- Standort: Im Moore 23, Hannover-Nordstadt
- Ca. 20 Millionen € Baufinanzierung
- Arbeitsplätze für weit über 100 Personen
- Baubeginn: 2023
- Geplante Fertigstellung: 2026
Wissenschaftsreflexion bedeutet, über Wissenschaft selbst zu forschen, warum, was und wie erforscht wird, und darüber zu reflektieren, welche gesellschaftlichen Folgewirkungen sich daraus ergeben. An der Leibniz Universität Hannover ist dieser Forschungsschwerpunkt interdisziplinär ausgerichtet. Forschende aus Soziologie, Philosophie, Politikwissenschaft, Wirtschaftswissenschaften, Rechtswissenschaften, Didaktik und Bildungsforschung arbeiten zusammen, um die Bedingungen, Rolle und gesellschaftliche Verantwortung von Wissenschaft sowie die Verantwortung der Gesellschaft gegenüber Wissenschaft zu untersuchen.

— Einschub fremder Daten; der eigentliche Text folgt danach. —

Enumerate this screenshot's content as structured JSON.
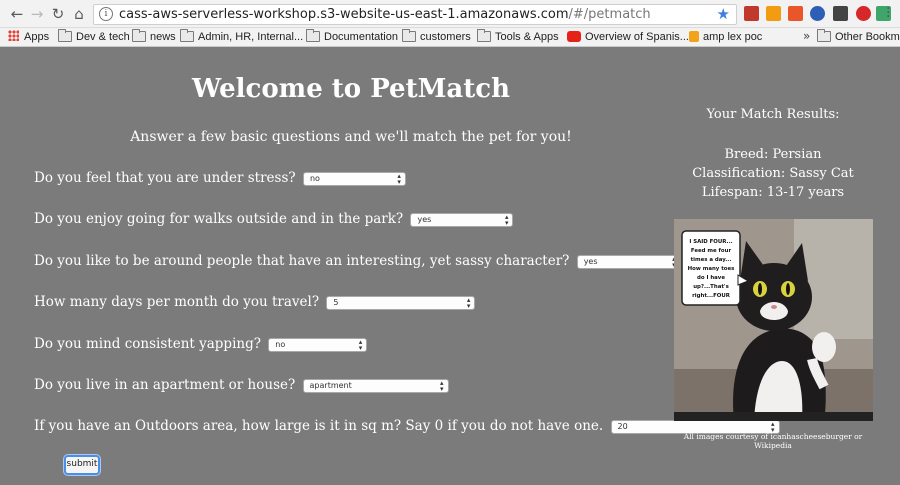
{
  "browser": {
    "url_main": "cass-aws-serverless-workshop.s3-website-us-east-1.amazonaws.com",
    "url_path": "/#/petmatch",
    "info_glyph": "i",
    "bookmarks": [
      {
        "label": "Apps",
        "icon": "apps-grid-icon"
      },
      {
        "label": "Dev & tech",
        "icon": "folder-icon"
      },
      {
        "label": "news",
        "icon": "folder-icon"
      },
      {
        "label": "Admin, HR, Internal...",
        "icon": "folder-icon"
      },
      {
        "label": "Documentation",
        "icon": "folder-icon"
      },
      {
        "label": "customers",
        "icon": "folder-icon"
      },
      {
        "label": "Tools & Apps",
        "icon": "folder-icon"
      },
      {
        "label": "Overview of Spanis...",
        "icon": "youtube-icon"
      },
      {
        "label": "amp lex poc",
        "icon": "amp-icon"
      }
    ],
    "more_label": "»",
    "other_bookmarks": "Other Bookmarks"
  },
  "page": {
    "title": "Welcome to PetMatch",
    "subtitle": "Answer a few basic questions and we'll match the pet for you!",
    "questions": [
      {
        "label": "Do you feel that you are under stress?",
        "value": "no"
      },
      {
        "label": "Do you enjoy going for walks outside and in the park?",
        "value": "yes"
      },
      {
        "label": "Do you like to be around people that have an interesting, yet sassy character?",
        "value": "yes"
      },
      {
        "label": "How many days per month do you travel?",
        "value": "5"
      },
      {
        "label": "Do you mind consistent yapping?",
        "value": "no"
      },
      {
        "label": "Do you live in an apartment or house?",
        "value": "apartment"
      },
      {
        "label": "If you have an Outdoors area, how large is it in sq m? Say 0 if you do not have one.",
        "value": "20"
      }
    ],
    "submit_label": "submit"
  },
  "results": {
    "heading": "Your Match Results:",
    "breed": "Breed: Persian",
    "classification": "Classification: Sassy Cat",
    "lifespan": "Lifespan: 13-17 years",
    "meme_text": [
      "I SAID FOUR...",
      "Feed me four",
      "times a day...",
      "How many toes",
      "do I have",
      "up?...That's",
      "right...FOUR"
    ],
    "credit": "All images courtesy of icanhascheeseburger or Wikipedia"
  },
  "colors": {
    "page_bg": "#7b7b7b",
    "link_blue": "#4c8ee6"
  }
}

Die Forschungsergebnisse werden mit den verschiedenen Akteuren des wissenschaftlichen Feldes und der breiten Öffentlichkeit geteilt und diskutiert.

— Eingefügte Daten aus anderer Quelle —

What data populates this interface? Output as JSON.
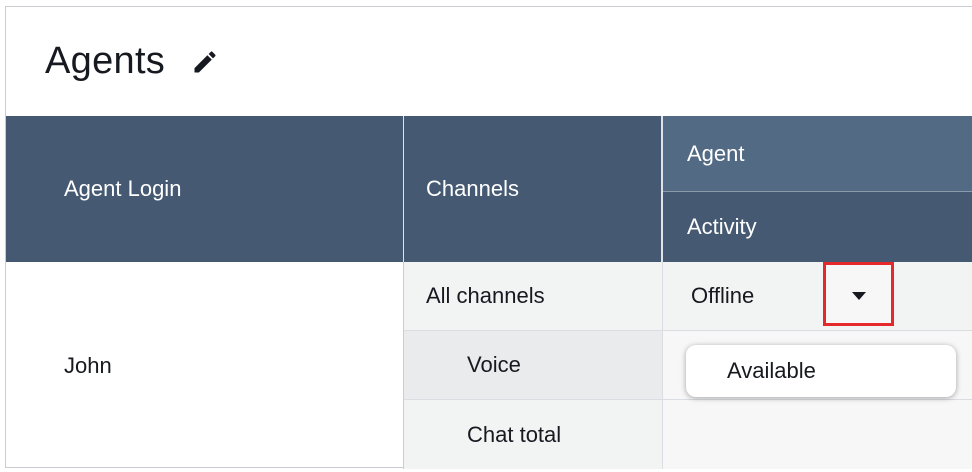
{
  "title": "Agents",
  "icons": {
    "edit": "pencil-icon",
    "dropdown": "caret-down-icon"
  },
  "colors": {
    "header_bg": "#455a72",
    "header_top_cell_bg": "#526a84",
    "highlight_border": "#e4282b",
    "text": "#16191f"
  },
  "table": {
    "headers": {
      "agent_login": "Agent Login",
      "channels": "Channels",
      "agent_activity_line1": "Agent",
      "agent_activity_line2": "Activity"
    },
    "rows": [
      {
        "agent": "John",
        "channels": [
          "All channels",
          "Voice",
          "Chat total"
        ],
        "activity": "Offline"
      }
    ]
  },
  "dropdown": {
    "options": [
      "Available"
    ]
  }
}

Der Forschungsbau Forum Wissenschaftsreflexion befindet sich direkt am Hauptcampus der Leibniz Universität im Herzen der hannöverschen Nordstadt und in unmittelbarer Nachbarschaft zum Historischen Seminar und dem Institut für Soziologie. Die Grundsteinlegung fand am 6. Juli 2023 statt, das Richtfest wurde am 5. Juni 2024 gefeiert. Neben Wissenschaftler:innen aus dem Institut für Soziologie, dem Institut für Philosophie, dem Centre for Ethics in the Life Sciences (CELLS) und dem Leibniz Center for Science and Society (LCSS), werden auch Forschende aus dem Lab Knowledge Infrastructures (TIB) und das Forschungsdatenzentrum des DZHW (fdz-DZHW) einziehen. Auf diese Weise werden inhaltliche und infrastrukturelle Forschung auf innovative Weise miteinander verschränkt. Im Forschungsbau stehen künftig ausreichend Büros und Kommunikationsflächen (Besprechungsräume, Vortragsraum, Wissenswerkstatt, Agora) bereit, um gemeinsam interdisziplinär zu forschen und originelle Ideen zu entwickeln.
Die Gesamtkosten des Baus liegen bei ca. 20 Millionen €, die sich auf Bund und das Land Niedersachen verteilen (Förderung nach Artikel 91b Abs. 1 Satz 1 Grundgesetz).